Miércoles, abril 29th, 2009
Schwarzes Gebetbuch

Schwarzes Gebetbuch

Existen siete manuscritos negros en el mundo. Se trata de unas obras preciosas, frágiles y caras que se produjeron en Flandes a finales del siglo XV. El mejor conservado se encuentra en Viena descuadernado y guardado entre planchas de acrílico: es el Libro negro de las horas o Das Schwarze Gebetbuch.

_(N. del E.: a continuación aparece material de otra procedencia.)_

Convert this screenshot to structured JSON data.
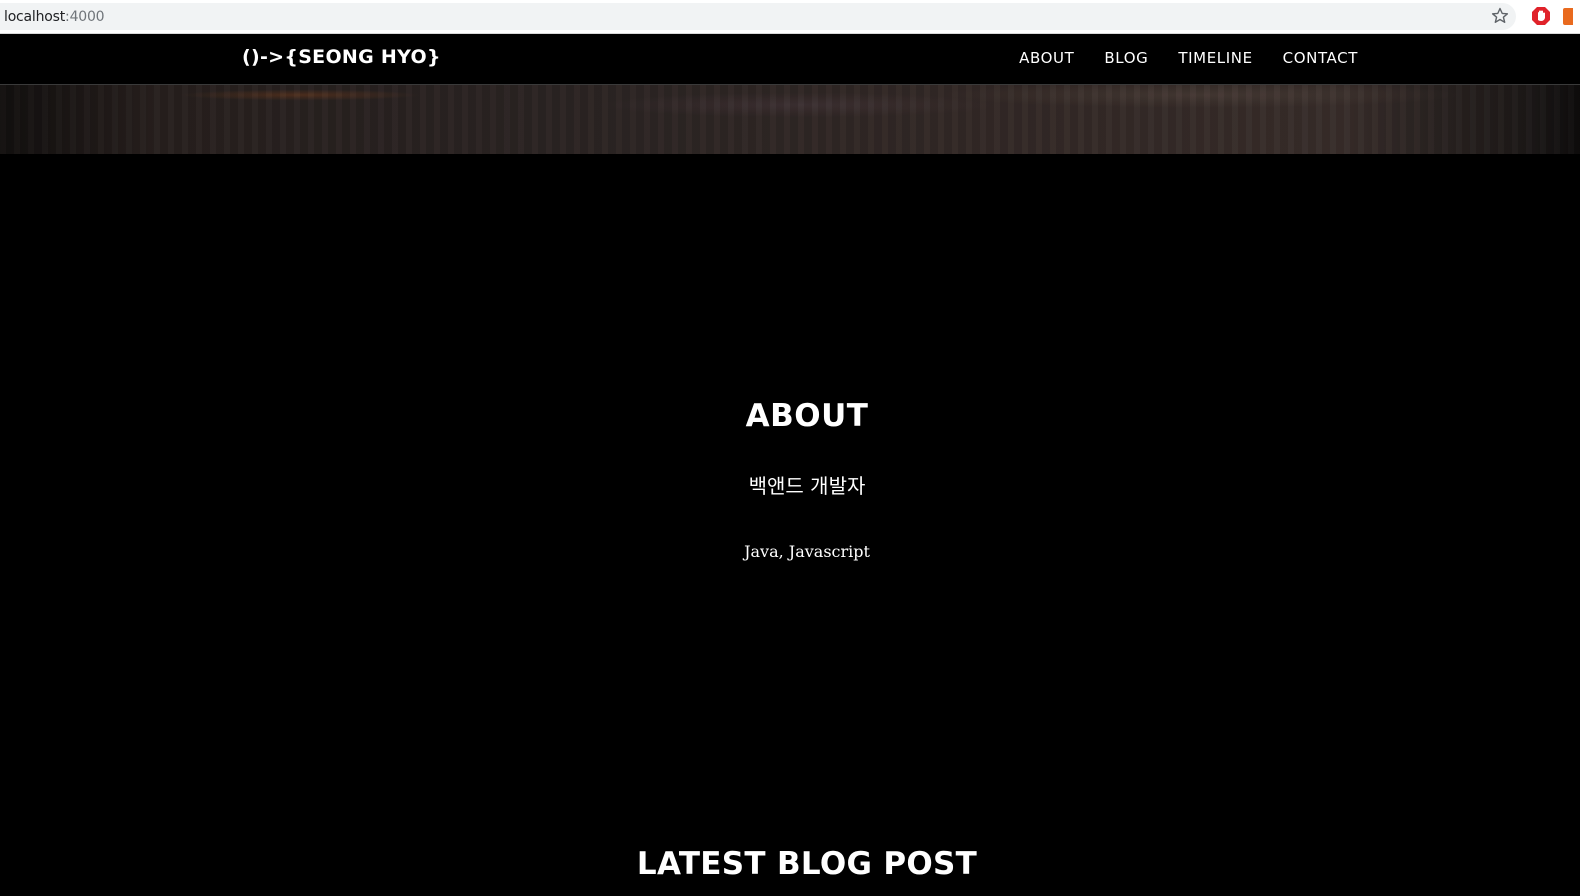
{
  "browser": {
    "url_host": "localhost",
    "url_port": ":4000"
  },
  "nav": {
    "brand": "()->{SEONG HYO}",
    "links": [
      "ABOUT",
      "BLOG",
      "TIMELINE",
      "CONTACT"
    ]
  },
  "about": {
    "title": "ABOUT",
    "subtitle": "백앤드 개발자",
    "skills": "Java, Javascript"
  },
  "blog": {
    "title": "LATEST BLOG POST"
  }
}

El color de sus hojas lo origina la agalla, un tinte procedente de la envoltura de una larva parásita del roble, fijado como vitriolo, que posee una gran profundidad, pero es muy corrosivo, razón por la cual, cinco siglos después, su pergamino se pulveriza al tacto. Los textos están escritos con letras de oro y plata, que han sobrevivido también a la oxidación, y profusamente decorados con miniaturas. Perteneció, aunque no fuese su primer propietario, a Galeazzo Maria Sforza, cuyas armas se añadieron a la primera hoja. Quienes han visto alguno de estos manuscritos afirman que los colores brillan de modo especialmente intenso sobre lo oscuro.
El libro recoge el ciclo de oraciones, acompañado de representaciones religiosas, varias del tamaño de una página y proverbios o medallones con escenas domésticas y rurales. Los márgenes suelen estar decorados con coloridos acantos, frutas y aves. Se usaba como ayuda al rezo en distintas horas del día (laudes, prima, tercia, sexta, nona, vísperas y completas). Este manuscrito recoge un conjunto de oraciones asociadas unas a las horas de Cristo en la cruz y otras a María y, como es usual, lo acompañan una misa, varios salmos, un oficio de difuntos y va precedido por un calendario. Éste dedica dos páginas a cada mes, encabezada la primera de cada par por una representación de una escena cotidiana correspondiente a ese momento del año y su signo zodiacal.